Six Moon Dance by Sheri S. Tepper

Thinking was troublesome, hurtful, and useless. He gave up thinking and merely went.

They had left the sneakways of the house and entered a natural tunnel, or so Questioner identified it from the texture of the stone. There was no way to get lost, for there were no side tunnels, merely this partially dissolved stratum of limestone, floored with harder stone, naturally sloping downward and penetrated from above by rough tufts of root. Among the roots she heard the squeak and chitter of small creatures, and when one fled across the edge of her sight she saw a being the size of her hand, winged with tight membranes stretching between fore and rear limbs.

“What is that called?” she asked, directing her voice down the tunnel ahead of them.

“Dibigon,” came a drifting voice, soft as the twitter of a drowsy bird. “Self-creators. You would say swoopers.”

“I didn’t know they could speak our language,” muttered Mouche, talking to his feet. “No one told me.” Then, remembering his childhood, he flushed again.

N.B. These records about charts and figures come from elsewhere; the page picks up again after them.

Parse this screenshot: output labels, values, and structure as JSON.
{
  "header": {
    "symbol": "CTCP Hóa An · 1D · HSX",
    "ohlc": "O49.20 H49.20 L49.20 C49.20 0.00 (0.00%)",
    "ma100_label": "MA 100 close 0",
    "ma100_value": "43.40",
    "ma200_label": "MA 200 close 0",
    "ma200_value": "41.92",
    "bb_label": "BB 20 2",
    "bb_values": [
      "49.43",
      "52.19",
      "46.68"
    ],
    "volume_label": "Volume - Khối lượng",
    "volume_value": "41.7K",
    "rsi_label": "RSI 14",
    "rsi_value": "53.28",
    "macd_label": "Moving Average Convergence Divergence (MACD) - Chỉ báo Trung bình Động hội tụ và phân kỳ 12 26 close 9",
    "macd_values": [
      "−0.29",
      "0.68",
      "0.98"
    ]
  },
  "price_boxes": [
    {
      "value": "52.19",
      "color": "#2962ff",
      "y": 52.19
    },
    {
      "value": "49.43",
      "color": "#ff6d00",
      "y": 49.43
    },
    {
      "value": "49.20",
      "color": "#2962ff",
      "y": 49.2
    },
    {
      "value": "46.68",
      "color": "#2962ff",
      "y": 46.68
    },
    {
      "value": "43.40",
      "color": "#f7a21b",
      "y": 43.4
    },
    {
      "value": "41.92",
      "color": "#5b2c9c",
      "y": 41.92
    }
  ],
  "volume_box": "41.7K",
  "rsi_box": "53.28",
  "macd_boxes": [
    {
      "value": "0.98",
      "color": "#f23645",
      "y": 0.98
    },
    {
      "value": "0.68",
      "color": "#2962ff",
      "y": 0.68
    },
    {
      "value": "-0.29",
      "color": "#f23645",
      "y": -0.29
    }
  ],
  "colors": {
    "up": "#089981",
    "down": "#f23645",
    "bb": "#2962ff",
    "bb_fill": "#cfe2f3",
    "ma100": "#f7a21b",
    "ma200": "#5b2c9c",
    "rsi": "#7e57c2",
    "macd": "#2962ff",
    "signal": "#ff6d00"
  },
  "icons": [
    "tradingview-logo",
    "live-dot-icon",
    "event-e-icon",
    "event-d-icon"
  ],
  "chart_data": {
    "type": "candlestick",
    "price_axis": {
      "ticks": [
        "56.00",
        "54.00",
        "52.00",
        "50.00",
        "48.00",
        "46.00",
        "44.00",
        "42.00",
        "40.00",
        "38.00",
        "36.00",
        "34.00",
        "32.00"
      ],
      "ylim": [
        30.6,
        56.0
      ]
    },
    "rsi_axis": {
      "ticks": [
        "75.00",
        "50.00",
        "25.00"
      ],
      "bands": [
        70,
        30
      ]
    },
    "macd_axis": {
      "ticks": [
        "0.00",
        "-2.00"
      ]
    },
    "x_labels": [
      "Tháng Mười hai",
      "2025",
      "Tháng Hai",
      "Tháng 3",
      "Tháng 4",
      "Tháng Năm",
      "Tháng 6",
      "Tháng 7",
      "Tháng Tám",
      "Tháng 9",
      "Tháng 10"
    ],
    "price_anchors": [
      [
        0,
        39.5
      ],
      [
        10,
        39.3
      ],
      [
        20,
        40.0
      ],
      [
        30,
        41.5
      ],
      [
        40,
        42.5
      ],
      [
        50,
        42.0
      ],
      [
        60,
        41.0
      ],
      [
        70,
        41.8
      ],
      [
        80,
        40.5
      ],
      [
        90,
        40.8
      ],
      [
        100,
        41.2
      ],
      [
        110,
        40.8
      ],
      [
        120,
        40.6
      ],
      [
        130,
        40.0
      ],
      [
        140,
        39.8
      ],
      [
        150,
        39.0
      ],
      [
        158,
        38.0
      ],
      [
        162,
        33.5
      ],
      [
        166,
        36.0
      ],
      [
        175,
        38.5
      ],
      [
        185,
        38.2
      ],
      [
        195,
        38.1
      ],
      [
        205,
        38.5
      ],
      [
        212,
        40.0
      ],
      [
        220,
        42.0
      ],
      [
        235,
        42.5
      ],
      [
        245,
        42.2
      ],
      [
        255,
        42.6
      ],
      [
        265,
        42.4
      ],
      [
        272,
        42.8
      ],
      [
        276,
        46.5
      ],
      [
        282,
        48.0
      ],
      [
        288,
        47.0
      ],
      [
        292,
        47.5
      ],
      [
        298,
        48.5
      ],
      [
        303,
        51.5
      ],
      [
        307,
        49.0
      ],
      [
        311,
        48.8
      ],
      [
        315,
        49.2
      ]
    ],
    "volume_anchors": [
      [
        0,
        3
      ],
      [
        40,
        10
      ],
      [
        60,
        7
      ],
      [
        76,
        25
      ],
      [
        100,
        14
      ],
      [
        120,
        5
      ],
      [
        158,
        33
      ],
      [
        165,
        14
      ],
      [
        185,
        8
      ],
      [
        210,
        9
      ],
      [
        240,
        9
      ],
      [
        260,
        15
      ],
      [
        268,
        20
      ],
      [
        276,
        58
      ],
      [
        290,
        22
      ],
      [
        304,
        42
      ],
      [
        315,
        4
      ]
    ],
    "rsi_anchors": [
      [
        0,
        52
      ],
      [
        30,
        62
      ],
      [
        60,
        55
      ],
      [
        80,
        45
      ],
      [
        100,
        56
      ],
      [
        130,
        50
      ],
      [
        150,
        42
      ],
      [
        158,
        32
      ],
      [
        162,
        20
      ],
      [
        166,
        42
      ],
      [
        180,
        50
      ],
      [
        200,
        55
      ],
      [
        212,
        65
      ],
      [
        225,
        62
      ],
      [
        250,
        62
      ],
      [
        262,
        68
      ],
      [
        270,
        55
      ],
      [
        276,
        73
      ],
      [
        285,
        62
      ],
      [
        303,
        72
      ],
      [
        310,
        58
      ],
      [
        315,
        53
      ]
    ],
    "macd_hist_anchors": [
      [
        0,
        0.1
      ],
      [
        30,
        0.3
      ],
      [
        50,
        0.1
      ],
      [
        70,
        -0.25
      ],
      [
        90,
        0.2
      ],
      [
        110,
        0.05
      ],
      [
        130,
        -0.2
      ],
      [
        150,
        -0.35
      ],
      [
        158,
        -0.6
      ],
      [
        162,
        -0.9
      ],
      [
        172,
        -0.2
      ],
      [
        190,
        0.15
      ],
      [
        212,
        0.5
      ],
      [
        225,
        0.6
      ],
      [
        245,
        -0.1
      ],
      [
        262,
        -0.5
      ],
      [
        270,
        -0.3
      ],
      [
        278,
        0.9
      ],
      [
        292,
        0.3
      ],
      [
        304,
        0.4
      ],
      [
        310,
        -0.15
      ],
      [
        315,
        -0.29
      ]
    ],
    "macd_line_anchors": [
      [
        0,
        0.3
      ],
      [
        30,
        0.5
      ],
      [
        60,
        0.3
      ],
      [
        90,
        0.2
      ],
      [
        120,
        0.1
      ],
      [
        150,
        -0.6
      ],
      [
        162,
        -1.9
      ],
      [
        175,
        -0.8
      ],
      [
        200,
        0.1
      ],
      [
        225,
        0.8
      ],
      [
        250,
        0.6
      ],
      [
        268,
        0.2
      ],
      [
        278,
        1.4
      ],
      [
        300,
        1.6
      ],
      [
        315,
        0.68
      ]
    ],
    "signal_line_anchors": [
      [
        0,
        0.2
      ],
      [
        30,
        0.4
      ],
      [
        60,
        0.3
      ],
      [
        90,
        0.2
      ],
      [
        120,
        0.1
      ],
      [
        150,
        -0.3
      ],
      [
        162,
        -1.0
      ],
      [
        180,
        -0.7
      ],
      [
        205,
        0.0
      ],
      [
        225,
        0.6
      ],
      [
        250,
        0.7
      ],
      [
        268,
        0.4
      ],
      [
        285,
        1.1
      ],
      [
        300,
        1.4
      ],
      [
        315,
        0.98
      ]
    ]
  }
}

Of course they had spoken his language. How could he have forgotten?

Questioner called, “How far down do we go?”

“All way,” whispered the voice. “To baimoi. To dwell-below.”

As they went farther, the stones around them began to glow, at first with a hint of palest green along the edges, growing brighter the farther they went, enabling them to see the outlines of the stones around them, the fading distance of the tunnel ahead. Questioner reduced her own light to a soft, reddish glow, and soon the luminescence became a brighter yellow. Coincident with this brightening, they heard the murmuring of a stream.

They found the source of the liquid burbling at an intersection of their tunnel and a larger, more cylindrical one was half-filled with smooth, dark water, visible as a shadow against the bright luminescence of the opposite wall. The water, though silent elsewhere throughout its course, burbled at the conjunction of the two tunnels where irregular blocks of stone had fallen to interrupt its flow. There, also, were two podlike shapes drawn onto the shingle, each one about five meters long and less than a meter wide, each shining with the same light as the stone itself.

Questioner put her face close to the rock, amplified her vision, and saw that the luminescence was the product of bacteria accumulated in lichenous growths that covered every surface. Some were effulgently yellow, others emitted blue or green or even violet light.

Ornery looked over the pods, thumping them with her fist and finding them rather rubbery. “You don’t call these ships, I hope,” she said in a disgusted tone. “Canoes, I’d call them, if that.”

“Their size befits a small river,” said Questioner. “Neither of these will bear my weight, however, so I will rely upon my flotation devices.”

“Flotation devices?” asked Ornery.

“Some worlds are water worlds,” said Questioner. “Some people swim or even dive about their activities. Some people are arboreal. Some are cave dwellers. I was designed to get about in any of them, to swim or dive or brachiate or soar or crawl, not always gracefully, but always efficiently.”

Mouche and Ornery stared doubtfully at the pods, looking around for something more solid, seeing nothing that would float. It seemed to be the pod or nothing. Questioner, reading their minds, patted them on the shoulders comfortingly. “Many things will no doubt be made clear as we go.”

Several Timmys leapt into one of the boats, which then slipped into the water of its own accord and floated a little way downstream, remaining there, quiet in the current. Mouche and Ornery started to push one of the boats into the river, only to have it slip along the rocky beach by itself. They climbed into it, sat in the rubbery bottom facing one another and felt their bottoms bumping over small rocks that were easily discernable through the half-flexible substance of the vessel. Questioner waded into the stream and hooked herself to the back edge of the boat that held Mouche and Ornery, her mid parts ballooning until she bobbed on the ripples like a hollow ball. She was near enough that her reddish glow still illuminated both Mouche and Ornery, near enough to speak and be heard, though once they had pushed off into the river, she seemed disinclined to do so. There were no paddles or oars. Evidently it was intended they should simply float wherever they were going, though that did not explain the fact that the little boats maintained their relative distance and position, no matter how the tunnel twisted or how the water eddied.